Тарковский – для писателя

- Все-таки как не бояться и быть писателем?

- Нужно очень хотеть им быть. Вдохновение – это о поэзии, и то в юную пору, а прозу необходимо терпеливо взращивать, мастерство – совершенствовать. Для этого понадобится несколько качеств – не только чувство слова, а и решимость, мозги, воля и сердце. Не нужно бояться казаться дерзким, равняясь на великих писателей – Достоевского, Толстого, Пушкина, Есенина и других. Пусть «великие» служат примером. Мерить свои достижения стоит только самыми высокими мерками. И пусть ты чувствуешь себя продолжателем их традиции, их дела, потому что главное в таланте – это любовь. И напротив, способности может убить похвала внутри закрытого сообщества, где все друг друга обоюдно нахваливают, льстят и оказывают медвежью услугу и себе, и товарищам.

А любовь… Это любовь к этой земле, к этому народу, к этому куску русского мира. И ты принимаешь эту эстафету, эту ношу, эту свечку из руки Пушкина, Достоевского, Астафьева. И в этом случае все решает единственное: а по плечам ли тебе эта ноша, этот крест?

Досье:

Михаил Александрович Тарковский, русский поэт и писатель, член СП России. Родился в 1958 г. в Москве. Окончил Московский педагогический институт им. В. И. Ленина по специальности «география/биология». В 1981 году уехал в Туруханский район Красноярского края, где почти сразу же начал писать стихи и где работал сначала полевым зоологом на биологической станции, затем охотником в с. Бахта, где и живет по настоящее время. В 1991 году окончил Литературный институт им. А. М. Горького, заочное отделение, семинар поэзии В. Д. Цыбина.

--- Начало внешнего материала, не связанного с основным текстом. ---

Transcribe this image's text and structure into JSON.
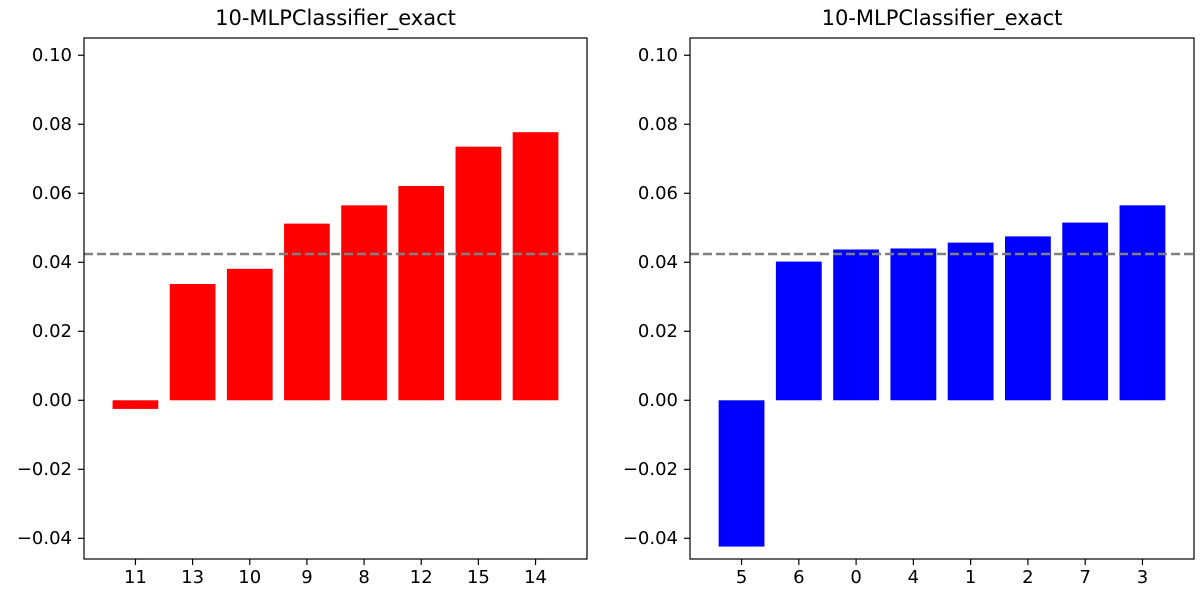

Автор стихов, рассказов, повестей, очерков. Лауреат премий журналов «Наш современник», «Роман-газета», «Новая юность» и других, в частности, премий Белкина, Соколова-Микитова, Шишкова, а также Л. Н. Толстого «Ясная Поляна» и премии первого редактора «Литературной газеты» Антона Дельвига «За верность Слову и Отечеству». Автор книг: «Стихотворения», «За пять лет до счастья», «Замороженное время», «Енисей, отпусти!», «Тойота-Креста», «Избранное», «Сказка о Коте и Саше». Главный редактор альманаха «Енисей».